Die schlanke Graue sah ihn nicht wieder an, ignorierte ihn aber auch nicht; als sie fortfuhr, schien er für sie so etwas wie ein weiteres Möbelstück geworden zu sein. »Es sind mindestens zehn Schwestern bei ihnen, Elayne, obwohl sie große Anstrengungen unternehmen, diese Tatsache zu verbergen. Ich glaube nicht, dass es Anhängerinnen Egwenes sind, aber sie müssen auch nicht auf Elaidas Seite stehen. Ich fürchte, viele Schwestern verhalten sich abwartend, bis die Schwierigkeiten der Burg geregelt sind.« Sie seufzte wieder, und diesmal vermutlich nicht aus Müdigkeit.
Mit einer Grimasse stellte Elayne ihre Teetasse zur Seite. Die Küche hatte keinen Honig mitgeschickt und sie mochte ihn nicht bitter. »Was wollen sie, Merilille? Die Herrscher, meine ich, nicht die Schwestern.« Zehn Schwestern machten dieses Heer zehnmal so gefährlich, vor allem für Rand. Nein, für jeden. »Sie sitzen doch nicht die ganze Zeit im Schnee, nur weil es ihnen Spaß macht.«
Die Graue spreizte die zierlichen Hände. »Ich kann nur Vermutungen anstellen, was die lange Sicht angeht. Was das Hier und Jetzt angeht, wollen sie Euch treffen, und zwar so bald wie möglich. Nach ihrer Ankunft in der Nähe von Neu-Braem haben sie Reiter nach Caemlyn ausgeschickt, aber zu dieser Jahreszeit könnte es noch eine Woche oder länger dauern, bis sie hier eintreffen. Tenobia von Saldaea ist die Bemerkung entschlüpft — oder sie hat so getan —, dass ihnen bekannt ist, dass Ihr in Verbindung mit einer gewissen Person steht oder sie zumindest näher kennt, an der sie offensichtlich ein Interesse haben. Sie wissen irgendwoher von Eurer Anwesenheit in Fahne, als dort gewisse Dinge geschahen.« Mellar runzelte verwirrt die Stirn, aber niemand klärte ihn auf. »Ich habe wegen der anderen Schwestern nicht enthüllt, dass wir das Schnelle Reisen beherrschen, aber ich sagte, ich könnte bald mit einer Antwort zurück sein.«
Elayne wechselte einen Blick mit Birgitte, die ebenfalls mit den Schultern zuckte, obwohl es in ihrem Fall weder aus Gleichgültigkeit noch Geringschätzung geschah. Elayne hatte gehofft, die Grenzländer gegen ihre Konkurrenten bei der Thronanwärterschaft ins Spiel bringen zu können, aber das größte Problem bestand darin, dass sie nicht wusste, wie sie als die Hohe Herrin von Trakand und Tochter-Erbin einer toten Königin etablierten Herrschern gegenübertreten sollte. Birgittes Schulterzucken besagte, sei dankbar, dass sich dieses Problem gelöst hat, aber Elayne fragte sich, wie die Leute aus den Grenzlanden etwas erfahren hatten, das nur ganz wenigen bekannt war. Und wenn sie es wussten, wie viele dann noch? Sie würde ihr ungeborenes Kind beschützen!

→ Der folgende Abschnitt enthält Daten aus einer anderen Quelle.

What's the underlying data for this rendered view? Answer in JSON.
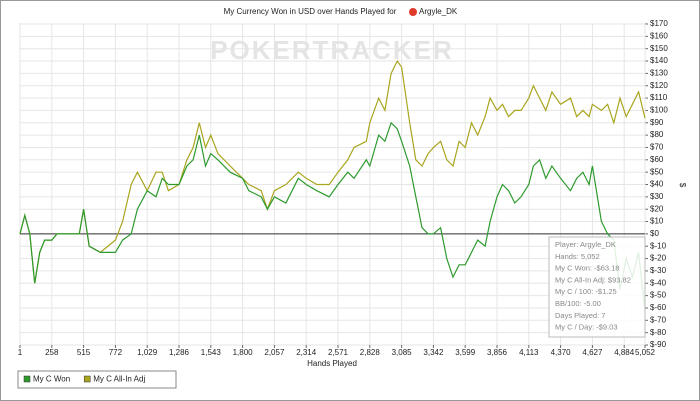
{
  "chart_data": {
    "type": "line",
    "title": "My Currency Won in USD over Hands Played for",
    "title_player": "Argyle_DK",
    "watermark": "POKERTRACKER",
    "x_label": "Hands Played",
    "y_label": "$",
    "x": [
      1,
      40,
      80,
      120,
      160,
      200,
      258,
      300,
      400,
      480,
      515,
      560,
      650,
      772,
      830,
      900,
      950,
      1029,
      1100,
      1150,
      1200,
      1286,
      1350,
      1400,
      1450,
      1500,
      1543,
      1600,
      1700,
      1800,
      1850,
      1950,
      2000,
      2057,
      2150,
      2250,
      2314,
      2400,
      2500,
      2571,
      2650,
      2700,
      2800,
      2828,
      2900,
      2950,
      3000,
      3050,
      3085,
      3150,
      3200,
      3250,
      3300,
      3342,
      3400,
      3450,
      3500,
      3550,
      3599,
      3650,
      3700,
      3760,
      3800,
      3856,
      3900,
      3950,
      4000,
      4050,
      4113,
      4150,
      4200,
      4250,
      4300,
      4370,
      4450,
      4500,
      4550,
      4600,
      4627,
      4700,
      4750,
      4800,
      4850,
      4900,
      4950,
      5000,
      5052
    ],
    "series": [
      {
        "name": "My C All-In Adj",
        "color": "#a9a51e",
        "values": [
          0,
          15,
          0,
          -40,
          -15,
          -5,
          -5,
          0,
          0,
          0,
          20,
          -10,
          -15,
          -5,
          10,
          40,
          50,
          35,
          50,
          50,
          35,
          40,
          60,
          70,
          90,
          70,
          80,
          65,
          55,
          45,
          40,
          35,
          20,
          35,
          40,
          50,
          45,
          40,
          40,
          50,
          60,
          70,
          75,
          90,
          110,
          100,
          130,
          140,
          135,
          90,
          60,
          55,
          65,
          70,
          75,
          60,
          55,
          75,
          70,
          90,
          80,
          95,
          110,
          100,
          105,
          95,
          100,
          100,
          110,
          120,
          110,
          100,
          115,
          105,
          110,
          95,
          100,
          95,
          105,
          100,
          105,
          90,
          110,
          95,
          105,
          115,
          93.82
        ]
      },
      {
        "name": "My C Won",
        "color": "#2e9a2e",
        "values": [
          0,
          15,
          0,
          -40,
          -15,
          -5,
          -5,
          0,
          0,
          0,
          20,
          -10,
          -15,
          -15,
          -5,
          0,
          20,
          35,
          30,
          45,
          40,
          40,
          55,
          60,
          80,
          55,
          65,
          60,
          50,
          45,
          35,
          30,
          20,
          30,
          25,
          45,
          40,
          35,
          30,
          40,
          50,
          45,
          60,
          55,
          80,
          75,
          90,
          85,
          75,
          55,
          30,
          5,
          0,
          0,
          5,
          -20,
          -35,
          -25,
          -25,
          -15,
          -5,
          -10,
          10,
          30,
          40,
          35,
          25,
          30,
          40,
          55,
          60,
          45,
          55,
          45,
          35,
          45,
          50,
          40,
          55,
          10,
          0,
          -5,
          -45,
          -20,
          -35,
          -15,
          -63.18
        ]
      }
    ],
    "legend_order": [
      1,
      0
    ],
    "xlim": [
      1,
      5052
    ],
    "ylim": [
      -90,
      170
    ],
    "xticks": [
      1,
      258,
      515,
      772,
      {
        "value": 1029,
        "label": "1,029"
      },
      {
        "value": 1286,
        "label": "1,286"
      },
      {
        "value": 1543,
        "label": "1,543"
      },
      {
        "value": 1800,
        "label": "1,800"
      },
      {
        "value": 2057,
        "label": "2,057"
      },
      {
        "value": 2314,
        "label": "2,314"
      },
      {
        "value": 2571,
        "label": "2,571"
      },
      {
        "value": 2828,
        "label": "2,828"
      },
      {
        "value": 3085,
        "label": "3,085"
      },
      {
        "value": 3342,
        "label": "3,342"
      },
      {
        "value": 3599,
        "label": "3,599"
      },
      {
        "value": 3856,
        "label": "3,856"
      },
      {
        "value": 4113,
        "label": "4,113"
      },
      {
        "value": 4370,
        "label": "4,370"
      },
      {
        "value": 4627,
        "label": "4,627"
      },
      {
        "value": 4884,
        "label": "4,884"
      },
      {
        "value": 5052,
        "label": "5,052"
      }
    ],
    "yticks": [
      {
        "value": 170,
        "label": "$170"
      },
      {
        "value": 160,
        "label": "$160"
      },
      {
        "value": 150,
        "label": "$150"
      },
      {
        "value": 140,
        "label": "$140"
      },
      {
        "value": 130,
        "label": "$130"
      },
      {
        "value": 120,
        "label": "$120"
      },
      {
        "value": 110,
        "label": "$110"
      },
      {
        "value": 100,
        "label": "$100"
      },
      {
        "value": 90,
        "label": "$90"
      },
      {
        "value": 80,
        "label": "$80"
      },
      {
        "value": 70,
        "label": "$70"
      },
      {
        "value": 60,
        "label": "$60"
      },
      {
        "value": 50,
        "label": "$50"
      },
      {
        "value": 40,
        "label": "$40"
      },
      {
        "value": 30,
        "label": "$30"
      },
      {
        "value": 20,
        "label": "$20"
      },
      {
        "value": 10,
        "label": "$10"
      },
      {
        "value": 0,
        "label": "$0"
      },
      {
        "value": -10,
        "label": "$-10"
      },
      {
        "value": -20,
        "label": "$-20"
      },
      {
        "value": -30,
        "label": "$-30"
      },
      {
        "value": -40,
        "label": "$-40"
      },
      {
        "value": -50,
        "label": "$-50"
      },
      {
        "value": -60,
        "label": "$-60"
      },
      {
        "value": -70,
        "label": "$-70"
      },
      {
        "value": -80,
        "label": "$-80"
      },
      {
        "value": -90,
        "label": "$-90"
      }
    ],
    "grid": true,
    "annotations": [
      "Player: Argyle_DK",
      "Hands: 5,052",
      "My C Won: -$63.18",
      "My C All-In Adj: $93.82",
      "My C / 100: -$1.25",
      "BB/100: -5.00",
      "Days Played: 7",
      "My C / Day: -$9.03"
    ]
  }
}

»Wärt Ihr bereit, unverzüglich zurückzureiten, Merilille?«, fragte sie. Die Schwester erklärte sich sofort einverstanden, und der Ausdruck in ihren Augen deutete an, dass sie jede Art von Gestank ertragen würde, wenn sie nur den Windsucherinnen noch eine Zeit lang aus dem Weg gehen konnte. »Dann reiten wir zusammen. Wenn sie sich bald mit mir treffen wollen, gibt es dafür keinen besseren Tag als heute.« Sie wussten zu viel, um das herauszuschieben. Nichts durfte ihr Kind bedrohen. Nichts!